To ensure a high quality of life during and after cancer treatments, the Joan Karnell Cancer Center at Pennsylvania Hospital has created a new program, Living Well: A Program for Older Adults, to meet the specific needs of patients 65 and older.
“This is how geriatric medicine should be practiced,” explains Dr. David Mintzer, Chief of Hematology - Oncology at Pennsylvania Hospital, who helped to develop the program. “You can't just treat the cancer, you have to treat the whole person.”
Another member of the program development team, Helen Grosky, MSS, LSW, a Cancer Center social worker, recognizes the challenges older patients face.

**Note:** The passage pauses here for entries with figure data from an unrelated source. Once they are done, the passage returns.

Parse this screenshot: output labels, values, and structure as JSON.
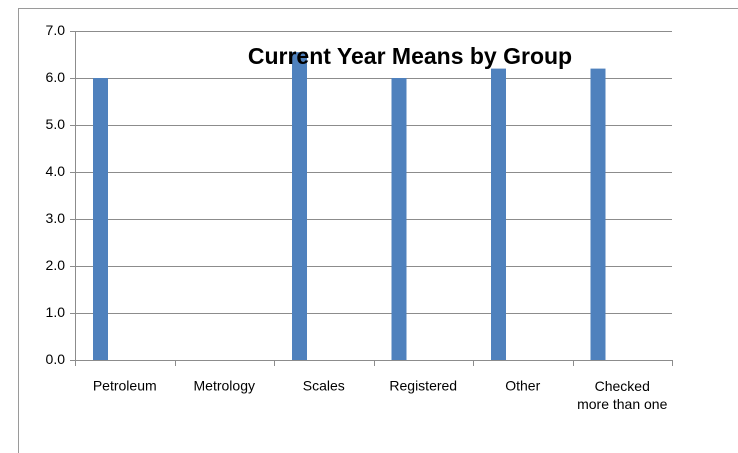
{
  "chart_data": {
    "type": "bar",
    "title": "Current Year Means by Group",
    "categories": [
      "Petroleum",
      "Metrology",
      "Scales",
      "Registered",
      "Other",
      "Checked\nmore than one"
    ],
    "values": [
      6.0,
      null,
      6.55,
      6.0,
      6.2,
      6.2
    ],
    "color": "#4f81bd",
    "ylim": [
      0,
      7
    ],
    "yticks": [
      {
        "value": 0,
        "label": "0.0"
      },
      {
        "value": 1,
        "label": "1.0"
      },
      {
        "value": 2,
        "label": "2.0"
      },
      {
        "value": 3,
        "label": "3.0"
      },
      {
        "value": 4,
        "label": "4.0"
      },
      {
        "value": 5,
        "label": "5.0"
      },
      {
        "value": 6,
        "label": "6.0"
      },
      {
        "value": 7,
        "label": "7.0"
      }
    ],
    "grid": true
  }
}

“Older patients tend to have a smaller network of friends to serve as a support system,” said Grosky. “Also, they tend to minimize their health problems as just a natural part of growing older.” Living Well helps older patients to better use the Cancer Center's support services, and focuses specifically on improving their experience with cancer. Grosky adds that the program can also be a resource for families and caregivers.

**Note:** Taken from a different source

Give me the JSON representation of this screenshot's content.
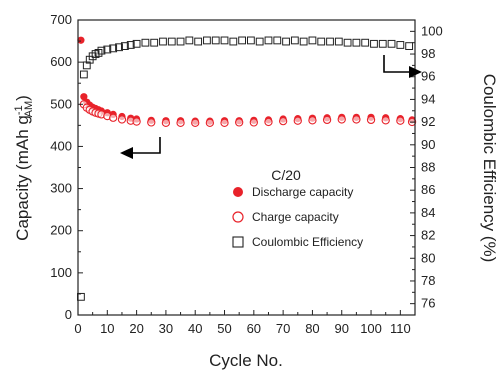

“Today many families are caring for older relatives. Living Well can help families with issues such as insurance or arranging transportation to appointments.”
The program continues the Cancer Center's commitment to supportive care with a team that works to ease the challenges of cancer, coupled with aging issues, by addressing each patient's physical, psychological, social and spiritual needs.
Sarah Kagan, RN, PhD, an internationally recognized expert on geriatric oncology, served as a consultant during development of the program. Dr. Kagan is an associate professor of gerontological nursing at the University of Pennsylvania School of Nursing and was named a 2004 MacArthur Foundation Fellow for her work in helping improve the health care for older patients with cancer. She knows firsthand that cancer isn't only about caring for younger people.
“If we can succeed in changing this mindset, we can do so much more for older adults,” said Dr. Kagan.
The Living Well program is available to patients with cancer who are 65 and older. Information for patients and their loved ones is available through your doctor or nurse.
Living Well begins with a comprehensive screening process, including a formal geriatric assessment, to better identify a patient's specific needs and, therefore, the best available treatment options. A plan is designed to meet the individual needs of each patient, and various members of the program's support team help to implement each plan.
Living Well's support team includes:
- Oncology doctors and nurses who are experts in pain and symptom management
- Patient's primary care physician
- Board-certified geriatrician
- Social worker
“Living Well is a pioneer program, because it provides comprehensive attention to the unique needs of older cancer patients as well as optimal support to ensure that they can live life to the fullest,” said Dr. Kagan.